Specialmente… a Sorrento
A Sorrento, la (vera) bellezza non è ovvia
A Sorrento il rischio dell’ovvio è altissimo. Rischiamo di incapparci tutti.
E’ ovvio che sia una città bellissima.
E’ ovvio che sia un luogo romantico.
E’ ovvio che abbia panorami mozzafiato.
E’ ovvio che non si possa non visitarla almeno una volta nella vita.
E’ ovvio che sia tutto talmente ovvio da sprofondare nell’ovvietà.
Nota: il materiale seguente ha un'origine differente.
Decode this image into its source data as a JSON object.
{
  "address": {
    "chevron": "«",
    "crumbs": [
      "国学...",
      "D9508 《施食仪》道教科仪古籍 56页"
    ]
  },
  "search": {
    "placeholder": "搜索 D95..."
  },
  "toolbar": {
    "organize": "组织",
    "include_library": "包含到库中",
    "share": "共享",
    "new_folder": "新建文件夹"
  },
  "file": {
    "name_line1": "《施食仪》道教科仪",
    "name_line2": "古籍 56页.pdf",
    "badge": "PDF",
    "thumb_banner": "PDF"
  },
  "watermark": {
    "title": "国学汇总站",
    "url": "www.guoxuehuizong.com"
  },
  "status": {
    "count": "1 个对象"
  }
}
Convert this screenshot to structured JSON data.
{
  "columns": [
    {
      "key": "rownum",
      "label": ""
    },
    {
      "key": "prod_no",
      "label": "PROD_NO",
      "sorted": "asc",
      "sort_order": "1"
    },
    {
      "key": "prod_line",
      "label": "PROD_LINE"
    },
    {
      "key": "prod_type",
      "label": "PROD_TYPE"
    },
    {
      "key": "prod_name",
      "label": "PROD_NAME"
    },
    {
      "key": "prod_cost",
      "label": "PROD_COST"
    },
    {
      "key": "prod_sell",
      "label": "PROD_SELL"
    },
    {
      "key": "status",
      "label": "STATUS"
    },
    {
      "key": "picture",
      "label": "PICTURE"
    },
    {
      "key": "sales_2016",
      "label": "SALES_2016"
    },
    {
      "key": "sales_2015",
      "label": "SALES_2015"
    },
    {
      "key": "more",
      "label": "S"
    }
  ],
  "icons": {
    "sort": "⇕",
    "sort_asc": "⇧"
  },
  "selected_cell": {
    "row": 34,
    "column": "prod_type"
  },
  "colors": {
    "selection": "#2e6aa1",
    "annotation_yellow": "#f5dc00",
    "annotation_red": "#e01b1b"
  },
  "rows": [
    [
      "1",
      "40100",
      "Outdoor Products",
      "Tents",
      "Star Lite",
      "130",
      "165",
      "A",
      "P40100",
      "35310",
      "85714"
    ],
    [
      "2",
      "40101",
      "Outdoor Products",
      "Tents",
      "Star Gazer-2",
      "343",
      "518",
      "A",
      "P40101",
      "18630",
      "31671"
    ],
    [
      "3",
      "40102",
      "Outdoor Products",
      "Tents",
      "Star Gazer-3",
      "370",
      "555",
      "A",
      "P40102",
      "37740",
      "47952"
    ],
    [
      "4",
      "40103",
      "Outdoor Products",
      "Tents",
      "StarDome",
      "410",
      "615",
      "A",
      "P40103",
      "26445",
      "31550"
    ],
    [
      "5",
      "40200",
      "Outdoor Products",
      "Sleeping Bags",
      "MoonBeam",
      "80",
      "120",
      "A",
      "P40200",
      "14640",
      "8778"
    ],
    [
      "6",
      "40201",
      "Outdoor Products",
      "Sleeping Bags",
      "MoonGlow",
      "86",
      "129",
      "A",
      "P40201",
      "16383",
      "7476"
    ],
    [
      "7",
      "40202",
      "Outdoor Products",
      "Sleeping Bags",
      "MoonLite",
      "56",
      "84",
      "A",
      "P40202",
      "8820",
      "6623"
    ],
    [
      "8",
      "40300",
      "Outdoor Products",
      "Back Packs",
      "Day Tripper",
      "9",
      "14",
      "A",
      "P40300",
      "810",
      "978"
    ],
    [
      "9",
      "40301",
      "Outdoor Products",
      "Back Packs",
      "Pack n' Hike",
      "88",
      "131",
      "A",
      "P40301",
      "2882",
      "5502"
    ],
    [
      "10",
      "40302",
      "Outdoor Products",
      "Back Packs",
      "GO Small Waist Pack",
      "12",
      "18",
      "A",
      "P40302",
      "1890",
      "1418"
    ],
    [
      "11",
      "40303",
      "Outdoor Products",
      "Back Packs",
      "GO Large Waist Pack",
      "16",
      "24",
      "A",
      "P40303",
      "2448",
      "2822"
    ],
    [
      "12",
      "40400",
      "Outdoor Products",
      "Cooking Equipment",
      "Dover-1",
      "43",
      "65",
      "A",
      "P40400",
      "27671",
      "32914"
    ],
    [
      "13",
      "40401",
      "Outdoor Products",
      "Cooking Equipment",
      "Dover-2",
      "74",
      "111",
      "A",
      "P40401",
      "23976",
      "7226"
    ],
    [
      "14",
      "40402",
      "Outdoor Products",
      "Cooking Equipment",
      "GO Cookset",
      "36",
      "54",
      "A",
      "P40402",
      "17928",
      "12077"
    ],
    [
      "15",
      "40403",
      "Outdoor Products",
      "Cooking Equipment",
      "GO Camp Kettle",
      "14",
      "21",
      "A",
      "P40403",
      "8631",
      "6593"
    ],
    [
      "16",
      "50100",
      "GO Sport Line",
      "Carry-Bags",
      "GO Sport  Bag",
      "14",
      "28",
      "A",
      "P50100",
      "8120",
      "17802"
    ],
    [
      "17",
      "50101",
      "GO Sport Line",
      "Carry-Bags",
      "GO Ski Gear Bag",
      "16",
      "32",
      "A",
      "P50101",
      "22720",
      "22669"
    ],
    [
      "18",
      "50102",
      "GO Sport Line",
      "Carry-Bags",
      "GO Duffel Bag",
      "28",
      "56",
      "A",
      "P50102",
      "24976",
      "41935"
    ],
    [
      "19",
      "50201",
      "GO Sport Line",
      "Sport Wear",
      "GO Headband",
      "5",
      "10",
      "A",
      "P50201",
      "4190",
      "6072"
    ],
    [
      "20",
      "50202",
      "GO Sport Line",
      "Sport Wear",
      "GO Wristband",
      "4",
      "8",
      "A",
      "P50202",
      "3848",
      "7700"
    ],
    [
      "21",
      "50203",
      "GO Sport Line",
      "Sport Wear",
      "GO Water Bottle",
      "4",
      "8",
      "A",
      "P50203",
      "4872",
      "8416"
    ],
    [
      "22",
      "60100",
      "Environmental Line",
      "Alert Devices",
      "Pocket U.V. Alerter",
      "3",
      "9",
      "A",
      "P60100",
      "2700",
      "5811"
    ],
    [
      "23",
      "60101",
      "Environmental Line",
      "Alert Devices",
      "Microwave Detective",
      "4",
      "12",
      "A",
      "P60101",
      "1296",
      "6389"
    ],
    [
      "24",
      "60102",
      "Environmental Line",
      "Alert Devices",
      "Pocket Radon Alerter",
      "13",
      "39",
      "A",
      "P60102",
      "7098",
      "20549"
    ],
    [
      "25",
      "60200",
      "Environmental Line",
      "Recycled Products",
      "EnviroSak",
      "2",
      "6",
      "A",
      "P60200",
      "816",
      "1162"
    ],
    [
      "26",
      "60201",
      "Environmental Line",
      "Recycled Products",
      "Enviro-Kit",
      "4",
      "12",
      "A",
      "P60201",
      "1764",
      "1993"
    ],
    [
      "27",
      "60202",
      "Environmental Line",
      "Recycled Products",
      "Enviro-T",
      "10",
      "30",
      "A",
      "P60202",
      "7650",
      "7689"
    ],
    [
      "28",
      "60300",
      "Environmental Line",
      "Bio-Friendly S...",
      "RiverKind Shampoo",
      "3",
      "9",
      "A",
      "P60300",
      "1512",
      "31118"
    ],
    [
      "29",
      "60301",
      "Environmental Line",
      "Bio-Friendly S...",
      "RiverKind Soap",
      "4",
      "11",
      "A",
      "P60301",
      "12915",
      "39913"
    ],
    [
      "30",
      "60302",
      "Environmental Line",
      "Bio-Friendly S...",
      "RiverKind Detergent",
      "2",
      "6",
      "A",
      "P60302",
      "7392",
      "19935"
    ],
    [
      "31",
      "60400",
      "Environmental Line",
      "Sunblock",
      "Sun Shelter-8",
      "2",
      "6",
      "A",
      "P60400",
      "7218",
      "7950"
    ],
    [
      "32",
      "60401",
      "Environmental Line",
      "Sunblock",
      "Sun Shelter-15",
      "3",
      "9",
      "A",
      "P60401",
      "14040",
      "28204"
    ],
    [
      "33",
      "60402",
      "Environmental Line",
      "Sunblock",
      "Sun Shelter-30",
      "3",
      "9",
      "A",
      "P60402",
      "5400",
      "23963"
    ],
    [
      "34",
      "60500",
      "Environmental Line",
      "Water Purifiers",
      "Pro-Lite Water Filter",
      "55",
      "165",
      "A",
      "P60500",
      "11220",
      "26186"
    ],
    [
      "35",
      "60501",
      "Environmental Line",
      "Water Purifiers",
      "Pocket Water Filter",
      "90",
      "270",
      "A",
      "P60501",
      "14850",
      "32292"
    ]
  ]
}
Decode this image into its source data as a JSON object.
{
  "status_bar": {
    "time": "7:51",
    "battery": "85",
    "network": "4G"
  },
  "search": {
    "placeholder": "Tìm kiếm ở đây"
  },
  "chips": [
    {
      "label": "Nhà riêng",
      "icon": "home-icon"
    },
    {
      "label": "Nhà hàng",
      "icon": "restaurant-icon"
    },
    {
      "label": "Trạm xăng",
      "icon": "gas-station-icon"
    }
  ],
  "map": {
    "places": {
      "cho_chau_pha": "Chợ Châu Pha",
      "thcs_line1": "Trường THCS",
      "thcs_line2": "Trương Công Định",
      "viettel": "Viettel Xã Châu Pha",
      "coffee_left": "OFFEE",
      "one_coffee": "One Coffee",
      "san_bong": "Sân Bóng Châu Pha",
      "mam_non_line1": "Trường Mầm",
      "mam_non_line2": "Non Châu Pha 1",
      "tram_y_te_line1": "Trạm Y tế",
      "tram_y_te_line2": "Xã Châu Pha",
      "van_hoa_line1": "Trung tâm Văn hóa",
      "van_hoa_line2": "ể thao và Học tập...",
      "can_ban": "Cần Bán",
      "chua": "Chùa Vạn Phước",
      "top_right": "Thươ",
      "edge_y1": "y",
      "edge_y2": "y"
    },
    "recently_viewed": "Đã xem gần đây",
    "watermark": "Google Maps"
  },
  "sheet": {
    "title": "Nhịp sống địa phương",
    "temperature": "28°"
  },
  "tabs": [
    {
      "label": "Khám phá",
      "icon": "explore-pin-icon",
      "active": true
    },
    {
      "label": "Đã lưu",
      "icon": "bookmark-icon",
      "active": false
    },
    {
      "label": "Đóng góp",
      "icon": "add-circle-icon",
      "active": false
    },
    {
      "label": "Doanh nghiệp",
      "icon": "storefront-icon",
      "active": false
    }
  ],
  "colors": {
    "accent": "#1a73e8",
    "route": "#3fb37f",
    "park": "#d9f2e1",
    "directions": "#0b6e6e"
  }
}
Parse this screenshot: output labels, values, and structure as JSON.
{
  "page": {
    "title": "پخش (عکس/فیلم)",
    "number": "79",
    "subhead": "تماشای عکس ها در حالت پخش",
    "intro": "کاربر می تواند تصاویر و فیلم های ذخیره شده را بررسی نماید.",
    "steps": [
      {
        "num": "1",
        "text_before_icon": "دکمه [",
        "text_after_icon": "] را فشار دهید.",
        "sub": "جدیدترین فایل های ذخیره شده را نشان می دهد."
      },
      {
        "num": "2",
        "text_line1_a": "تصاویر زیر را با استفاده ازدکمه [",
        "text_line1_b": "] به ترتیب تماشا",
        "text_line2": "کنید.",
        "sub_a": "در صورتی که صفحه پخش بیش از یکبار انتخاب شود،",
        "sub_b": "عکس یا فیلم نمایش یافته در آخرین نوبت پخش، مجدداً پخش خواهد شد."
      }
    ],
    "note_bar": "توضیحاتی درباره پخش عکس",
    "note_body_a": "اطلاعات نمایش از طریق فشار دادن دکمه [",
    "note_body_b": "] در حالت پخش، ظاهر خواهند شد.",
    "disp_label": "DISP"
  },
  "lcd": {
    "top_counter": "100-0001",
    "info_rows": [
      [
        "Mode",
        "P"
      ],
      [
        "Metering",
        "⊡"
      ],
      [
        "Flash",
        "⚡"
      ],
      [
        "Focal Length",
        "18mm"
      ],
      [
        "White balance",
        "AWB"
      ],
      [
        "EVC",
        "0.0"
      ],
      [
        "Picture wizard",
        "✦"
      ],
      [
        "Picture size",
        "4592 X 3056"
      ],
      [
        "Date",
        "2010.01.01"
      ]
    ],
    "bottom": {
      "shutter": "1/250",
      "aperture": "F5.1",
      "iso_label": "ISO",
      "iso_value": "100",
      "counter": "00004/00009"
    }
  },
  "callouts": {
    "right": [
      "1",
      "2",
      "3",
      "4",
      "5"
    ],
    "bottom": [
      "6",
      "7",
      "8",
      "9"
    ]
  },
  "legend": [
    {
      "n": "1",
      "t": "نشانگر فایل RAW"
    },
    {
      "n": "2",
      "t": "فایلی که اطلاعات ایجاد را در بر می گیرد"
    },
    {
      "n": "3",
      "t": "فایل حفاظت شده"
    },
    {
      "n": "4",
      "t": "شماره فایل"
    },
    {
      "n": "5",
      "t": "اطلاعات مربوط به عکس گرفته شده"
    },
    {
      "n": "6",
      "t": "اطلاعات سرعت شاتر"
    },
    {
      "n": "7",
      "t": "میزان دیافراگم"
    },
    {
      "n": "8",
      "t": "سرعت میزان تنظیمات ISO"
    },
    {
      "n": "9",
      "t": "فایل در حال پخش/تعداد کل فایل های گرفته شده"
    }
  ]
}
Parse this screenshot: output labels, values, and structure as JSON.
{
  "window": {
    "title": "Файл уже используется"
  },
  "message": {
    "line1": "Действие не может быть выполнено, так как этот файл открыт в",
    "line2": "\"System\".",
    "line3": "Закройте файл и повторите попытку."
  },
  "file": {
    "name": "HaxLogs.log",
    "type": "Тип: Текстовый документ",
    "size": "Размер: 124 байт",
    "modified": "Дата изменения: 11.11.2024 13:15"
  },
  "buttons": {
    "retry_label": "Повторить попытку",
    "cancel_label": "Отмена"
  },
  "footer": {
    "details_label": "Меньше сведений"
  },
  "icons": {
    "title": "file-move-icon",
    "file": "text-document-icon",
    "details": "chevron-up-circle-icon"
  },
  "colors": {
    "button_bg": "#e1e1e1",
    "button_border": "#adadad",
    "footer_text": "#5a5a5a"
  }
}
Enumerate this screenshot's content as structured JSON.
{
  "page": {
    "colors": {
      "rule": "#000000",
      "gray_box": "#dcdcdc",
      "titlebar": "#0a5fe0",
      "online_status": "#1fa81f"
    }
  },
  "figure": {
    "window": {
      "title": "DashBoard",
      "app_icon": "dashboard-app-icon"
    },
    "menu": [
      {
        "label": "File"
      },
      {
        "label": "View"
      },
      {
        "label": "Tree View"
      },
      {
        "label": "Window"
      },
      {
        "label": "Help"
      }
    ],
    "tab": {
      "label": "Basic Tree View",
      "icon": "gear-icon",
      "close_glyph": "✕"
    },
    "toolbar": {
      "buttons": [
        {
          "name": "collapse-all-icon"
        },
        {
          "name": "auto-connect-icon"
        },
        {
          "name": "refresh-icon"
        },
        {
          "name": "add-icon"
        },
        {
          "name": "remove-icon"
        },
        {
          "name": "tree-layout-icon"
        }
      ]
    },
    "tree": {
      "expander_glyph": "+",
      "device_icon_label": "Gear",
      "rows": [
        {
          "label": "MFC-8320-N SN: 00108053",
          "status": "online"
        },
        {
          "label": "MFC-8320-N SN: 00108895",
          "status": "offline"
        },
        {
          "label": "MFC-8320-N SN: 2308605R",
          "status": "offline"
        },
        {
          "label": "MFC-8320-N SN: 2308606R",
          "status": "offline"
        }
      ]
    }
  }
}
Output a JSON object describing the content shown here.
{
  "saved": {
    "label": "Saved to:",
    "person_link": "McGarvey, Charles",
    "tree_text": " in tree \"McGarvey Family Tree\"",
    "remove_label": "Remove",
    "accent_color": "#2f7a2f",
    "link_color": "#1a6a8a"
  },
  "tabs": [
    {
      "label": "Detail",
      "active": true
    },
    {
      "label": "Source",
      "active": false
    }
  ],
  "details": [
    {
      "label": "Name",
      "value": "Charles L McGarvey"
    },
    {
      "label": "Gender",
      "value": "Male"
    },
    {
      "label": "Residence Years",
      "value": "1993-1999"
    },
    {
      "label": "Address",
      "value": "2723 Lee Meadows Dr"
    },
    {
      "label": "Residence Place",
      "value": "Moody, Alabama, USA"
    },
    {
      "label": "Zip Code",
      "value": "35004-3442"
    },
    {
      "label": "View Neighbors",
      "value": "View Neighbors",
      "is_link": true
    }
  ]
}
L’ovvietà che sembra avere trasformato una città di pescatori e artigiani in buona parte in un divertimentificio per turisti, meglio se danarosi. Mai registrata in un altro centro storico una simile percentuale di esercizi commerciali, una continua area shopping come nemmeno a Venezia.
Con un’attenzione spasmodica verso gli stranieri, perfino da parte delle istituzioni religiose…
… tanto da farci venire in mente la gag di Enrico Montesano in una trasmissione televisiva degli anni ’70 in cui indossava i panni di un’anziana donna inglese in visita in Italia che definiva tutto ossessivamente “molto pittoresco”.
E in effetti Sorrento molto pittoresca lo è, basti pensare di quanti quadri siano protagonisti i suoi scorci.
Un effluvio di bellezza che ha condotto troppi operatori del settore turistico a inseguire il guadagno più facile e immediato, puntando sulle clamorose apparenze, capaci da sole di creare movimento e quindi business.
Tutto lecito, tutto comprensibile. Ovviamente.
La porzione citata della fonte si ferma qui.